The study conducted by Prof. Landolfi’s team opens a window to a possible new therapeutic strategy to reduce the risk of heart attack: reducing the number of white blood cells.
For example, through the use of hydroxycarbamide, a principle that reduces cell proliferation and thus the production of blood cells already used in this pathology, especially in older subjects.
As some cardiologists also suggest, there should be more interest in the number of white blood cells and the effect of therapies capable of reducing their number even in the general population at high risk of heart attack.
This important research adds to the results of the ECLAP study (European Collaboration of Low Dose Aspirin in Polycythemia Vera) coordinated by Prof. Landolfi and published in January 2004 in the New England Journal of Medicine.
According to this multicentre randomised double-blind study conducted in 12 European countries, which enrolled 518 subjects with a follow-up of three years, aspirin administered at low doses significantly reduces the risk of thrombosis in patients with polycythemia vera.

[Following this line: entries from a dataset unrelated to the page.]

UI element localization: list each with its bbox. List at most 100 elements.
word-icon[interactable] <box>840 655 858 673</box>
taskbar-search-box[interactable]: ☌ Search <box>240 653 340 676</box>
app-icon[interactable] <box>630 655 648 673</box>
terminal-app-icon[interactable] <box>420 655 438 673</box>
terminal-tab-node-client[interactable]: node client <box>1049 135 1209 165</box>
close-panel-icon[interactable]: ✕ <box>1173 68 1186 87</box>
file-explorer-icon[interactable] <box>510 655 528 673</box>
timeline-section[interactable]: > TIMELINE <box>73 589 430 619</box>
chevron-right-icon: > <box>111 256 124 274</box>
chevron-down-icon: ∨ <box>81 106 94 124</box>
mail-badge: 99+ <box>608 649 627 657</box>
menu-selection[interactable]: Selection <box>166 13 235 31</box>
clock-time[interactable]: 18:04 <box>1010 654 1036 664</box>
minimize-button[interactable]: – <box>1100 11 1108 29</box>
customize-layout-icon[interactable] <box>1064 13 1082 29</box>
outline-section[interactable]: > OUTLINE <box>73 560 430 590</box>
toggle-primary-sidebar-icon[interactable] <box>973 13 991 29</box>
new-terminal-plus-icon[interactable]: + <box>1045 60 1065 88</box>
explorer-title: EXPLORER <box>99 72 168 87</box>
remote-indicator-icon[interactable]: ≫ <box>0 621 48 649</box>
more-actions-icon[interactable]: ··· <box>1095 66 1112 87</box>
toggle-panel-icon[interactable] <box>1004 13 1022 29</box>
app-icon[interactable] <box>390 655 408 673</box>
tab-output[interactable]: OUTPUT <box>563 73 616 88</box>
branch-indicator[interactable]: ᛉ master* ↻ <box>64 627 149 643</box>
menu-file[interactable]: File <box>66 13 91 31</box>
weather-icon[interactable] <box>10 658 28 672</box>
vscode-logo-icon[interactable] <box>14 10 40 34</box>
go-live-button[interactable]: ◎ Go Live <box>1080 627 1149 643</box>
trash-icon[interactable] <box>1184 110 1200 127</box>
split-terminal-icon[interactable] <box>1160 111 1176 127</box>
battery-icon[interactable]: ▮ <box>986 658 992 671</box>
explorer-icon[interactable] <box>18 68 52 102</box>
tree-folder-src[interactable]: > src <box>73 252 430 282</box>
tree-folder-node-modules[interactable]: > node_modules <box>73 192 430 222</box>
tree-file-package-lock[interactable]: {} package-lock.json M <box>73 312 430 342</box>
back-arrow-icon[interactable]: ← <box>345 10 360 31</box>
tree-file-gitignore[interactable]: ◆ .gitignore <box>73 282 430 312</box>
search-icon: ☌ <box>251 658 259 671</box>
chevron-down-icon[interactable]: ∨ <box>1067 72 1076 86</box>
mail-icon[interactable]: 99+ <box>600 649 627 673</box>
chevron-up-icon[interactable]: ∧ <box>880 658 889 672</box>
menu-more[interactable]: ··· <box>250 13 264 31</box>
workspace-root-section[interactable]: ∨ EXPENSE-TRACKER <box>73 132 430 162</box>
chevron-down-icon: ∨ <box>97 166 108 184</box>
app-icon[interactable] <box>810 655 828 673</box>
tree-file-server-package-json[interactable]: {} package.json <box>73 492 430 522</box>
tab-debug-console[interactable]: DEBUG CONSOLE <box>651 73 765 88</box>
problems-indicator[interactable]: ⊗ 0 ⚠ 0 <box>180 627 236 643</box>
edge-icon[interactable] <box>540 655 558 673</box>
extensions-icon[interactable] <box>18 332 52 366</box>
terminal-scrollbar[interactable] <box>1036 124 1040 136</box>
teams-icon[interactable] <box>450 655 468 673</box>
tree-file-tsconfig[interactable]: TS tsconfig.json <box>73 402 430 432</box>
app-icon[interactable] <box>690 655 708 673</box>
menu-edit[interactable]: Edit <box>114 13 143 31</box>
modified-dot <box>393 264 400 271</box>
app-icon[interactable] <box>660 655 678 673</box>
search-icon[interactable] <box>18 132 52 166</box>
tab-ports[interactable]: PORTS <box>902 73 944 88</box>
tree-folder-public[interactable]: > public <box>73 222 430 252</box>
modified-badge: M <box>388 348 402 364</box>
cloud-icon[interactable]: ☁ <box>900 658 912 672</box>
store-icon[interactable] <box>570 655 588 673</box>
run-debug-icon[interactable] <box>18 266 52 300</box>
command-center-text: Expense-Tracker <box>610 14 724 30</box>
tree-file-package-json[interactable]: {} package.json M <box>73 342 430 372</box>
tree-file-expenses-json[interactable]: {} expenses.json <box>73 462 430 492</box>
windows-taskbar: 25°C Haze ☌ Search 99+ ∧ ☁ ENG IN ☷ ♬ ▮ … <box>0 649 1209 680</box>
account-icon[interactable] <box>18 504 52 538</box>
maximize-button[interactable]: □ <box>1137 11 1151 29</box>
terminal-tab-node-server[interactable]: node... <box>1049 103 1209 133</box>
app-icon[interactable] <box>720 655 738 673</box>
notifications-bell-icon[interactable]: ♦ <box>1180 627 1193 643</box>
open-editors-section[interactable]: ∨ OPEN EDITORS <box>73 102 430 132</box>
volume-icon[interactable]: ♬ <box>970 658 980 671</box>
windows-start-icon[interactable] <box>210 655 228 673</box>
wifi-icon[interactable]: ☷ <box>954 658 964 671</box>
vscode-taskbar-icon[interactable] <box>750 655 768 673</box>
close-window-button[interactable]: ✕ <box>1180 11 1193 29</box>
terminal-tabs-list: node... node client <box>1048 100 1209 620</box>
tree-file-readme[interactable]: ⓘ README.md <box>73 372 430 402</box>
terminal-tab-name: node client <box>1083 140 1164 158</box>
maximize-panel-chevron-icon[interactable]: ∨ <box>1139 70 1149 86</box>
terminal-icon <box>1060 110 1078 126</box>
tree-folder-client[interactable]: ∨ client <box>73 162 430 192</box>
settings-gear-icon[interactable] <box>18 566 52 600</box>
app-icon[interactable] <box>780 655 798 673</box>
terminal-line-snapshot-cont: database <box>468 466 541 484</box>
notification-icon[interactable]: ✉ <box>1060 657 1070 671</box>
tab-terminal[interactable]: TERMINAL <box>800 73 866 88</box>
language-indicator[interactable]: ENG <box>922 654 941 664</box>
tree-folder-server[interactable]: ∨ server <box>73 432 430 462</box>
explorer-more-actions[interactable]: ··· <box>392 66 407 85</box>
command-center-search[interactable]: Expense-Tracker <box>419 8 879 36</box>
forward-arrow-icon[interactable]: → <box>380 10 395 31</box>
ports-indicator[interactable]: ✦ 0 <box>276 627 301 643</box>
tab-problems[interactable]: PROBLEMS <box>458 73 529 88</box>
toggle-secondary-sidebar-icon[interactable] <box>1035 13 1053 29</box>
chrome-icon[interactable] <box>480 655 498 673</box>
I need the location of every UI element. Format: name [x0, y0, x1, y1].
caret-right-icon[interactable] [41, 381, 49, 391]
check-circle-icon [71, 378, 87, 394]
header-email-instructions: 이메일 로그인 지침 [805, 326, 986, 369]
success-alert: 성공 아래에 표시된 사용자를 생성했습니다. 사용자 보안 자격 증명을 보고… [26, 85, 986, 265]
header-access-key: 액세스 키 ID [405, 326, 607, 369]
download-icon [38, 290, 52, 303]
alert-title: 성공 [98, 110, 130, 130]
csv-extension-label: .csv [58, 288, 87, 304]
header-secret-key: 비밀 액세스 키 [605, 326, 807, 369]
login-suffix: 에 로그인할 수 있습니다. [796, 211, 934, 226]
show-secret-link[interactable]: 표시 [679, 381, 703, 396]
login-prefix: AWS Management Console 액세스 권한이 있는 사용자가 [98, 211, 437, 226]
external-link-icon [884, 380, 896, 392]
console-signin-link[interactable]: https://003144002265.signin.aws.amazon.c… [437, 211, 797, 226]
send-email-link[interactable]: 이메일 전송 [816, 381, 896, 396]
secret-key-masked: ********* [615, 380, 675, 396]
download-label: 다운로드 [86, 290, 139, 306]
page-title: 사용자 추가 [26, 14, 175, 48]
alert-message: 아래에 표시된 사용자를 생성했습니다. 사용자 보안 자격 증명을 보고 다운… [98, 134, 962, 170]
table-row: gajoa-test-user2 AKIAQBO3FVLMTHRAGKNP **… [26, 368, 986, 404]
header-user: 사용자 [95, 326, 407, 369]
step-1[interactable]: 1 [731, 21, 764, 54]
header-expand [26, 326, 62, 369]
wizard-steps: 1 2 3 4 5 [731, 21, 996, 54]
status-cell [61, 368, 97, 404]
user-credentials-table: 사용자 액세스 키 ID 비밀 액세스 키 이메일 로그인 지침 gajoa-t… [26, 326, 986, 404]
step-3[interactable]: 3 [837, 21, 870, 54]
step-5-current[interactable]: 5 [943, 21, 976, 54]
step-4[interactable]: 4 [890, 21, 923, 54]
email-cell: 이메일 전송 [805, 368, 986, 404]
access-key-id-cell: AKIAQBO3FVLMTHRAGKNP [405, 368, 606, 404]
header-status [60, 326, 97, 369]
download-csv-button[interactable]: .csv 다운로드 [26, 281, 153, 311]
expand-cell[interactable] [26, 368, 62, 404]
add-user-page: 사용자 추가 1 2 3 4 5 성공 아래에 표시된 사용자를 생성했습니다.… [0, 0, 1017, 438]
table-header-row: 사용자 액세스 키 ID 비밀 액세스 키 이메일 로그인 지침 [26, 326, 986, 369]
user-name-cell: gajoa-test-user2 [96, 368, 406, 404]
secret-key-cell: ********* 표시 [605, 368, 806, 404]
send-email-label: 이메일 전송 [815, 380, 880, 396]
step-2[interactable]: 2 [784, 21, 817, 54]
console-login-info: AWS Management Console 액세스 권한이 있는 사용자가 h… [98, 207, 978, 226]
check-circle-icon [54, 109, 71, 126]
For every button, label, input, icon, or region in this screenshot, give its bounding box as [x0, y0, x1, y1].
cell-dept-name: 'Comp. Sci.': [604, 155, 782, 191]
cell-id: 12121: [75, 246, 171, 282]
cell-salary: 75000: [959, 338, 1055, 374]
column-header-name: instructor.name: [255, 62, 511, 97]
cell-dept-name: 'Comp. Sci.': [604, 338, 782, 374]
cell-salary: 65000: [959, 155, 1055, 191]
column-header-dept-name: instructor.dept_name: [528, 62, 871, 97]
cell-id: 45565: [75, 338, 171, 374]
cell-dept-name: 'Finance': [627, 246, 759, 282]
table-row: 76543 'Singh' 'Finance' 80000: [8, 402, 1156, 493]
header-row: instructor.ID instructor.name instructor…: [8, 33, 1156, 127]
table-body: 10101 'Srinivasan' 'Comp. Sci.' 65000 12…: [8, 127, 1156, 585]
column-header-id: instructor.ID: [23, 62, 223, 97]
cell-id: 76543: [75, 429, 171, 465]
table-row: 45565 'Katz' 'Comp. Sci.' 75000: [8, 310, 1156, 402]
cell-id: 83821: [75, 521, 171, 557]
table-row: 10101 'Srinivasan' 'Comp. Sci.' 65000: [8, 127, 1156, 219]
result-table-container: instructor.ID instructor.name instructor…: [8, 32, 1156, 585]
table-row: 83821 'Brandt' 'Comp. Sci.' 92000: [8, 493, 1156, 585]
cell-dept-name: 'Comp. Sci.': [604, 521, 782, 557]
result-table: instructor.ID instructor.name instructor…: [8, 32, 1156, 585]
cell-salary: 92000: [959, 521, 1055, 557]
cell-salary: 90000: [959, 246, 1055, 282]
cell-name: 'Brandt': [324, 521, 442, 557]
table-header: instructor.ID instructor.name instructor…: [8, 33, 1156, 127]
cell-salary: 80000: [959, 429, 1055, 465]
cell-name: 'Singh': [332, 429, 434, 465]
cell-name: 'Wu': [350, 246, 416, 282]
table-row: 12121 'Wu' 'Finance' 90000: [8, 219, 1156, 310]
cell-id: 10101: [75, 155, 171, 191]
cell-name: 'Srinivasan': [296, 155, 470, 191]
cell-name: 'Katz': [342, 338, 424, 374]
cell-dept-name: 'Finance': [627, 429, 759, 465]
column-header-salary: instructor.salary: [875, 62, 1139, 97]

These results indicate a high benefit/risk ratio of aspirin use in patients with polycythaemia vera, demonstrating that its use has no contraindication when combined with other disease-specific therapies.
In polycythaemic patients already treated with standard cytoreductive therapy (the aim of this therapy is to lower the red blood cell count), the addition of low doses of aspirin (100 mg per day) significantly reduces (by more than 50%) the risk of major cardiovascular diseases (fatal and non-fatal heart attack, stroke, venous thrombosis and pulmonary embolism).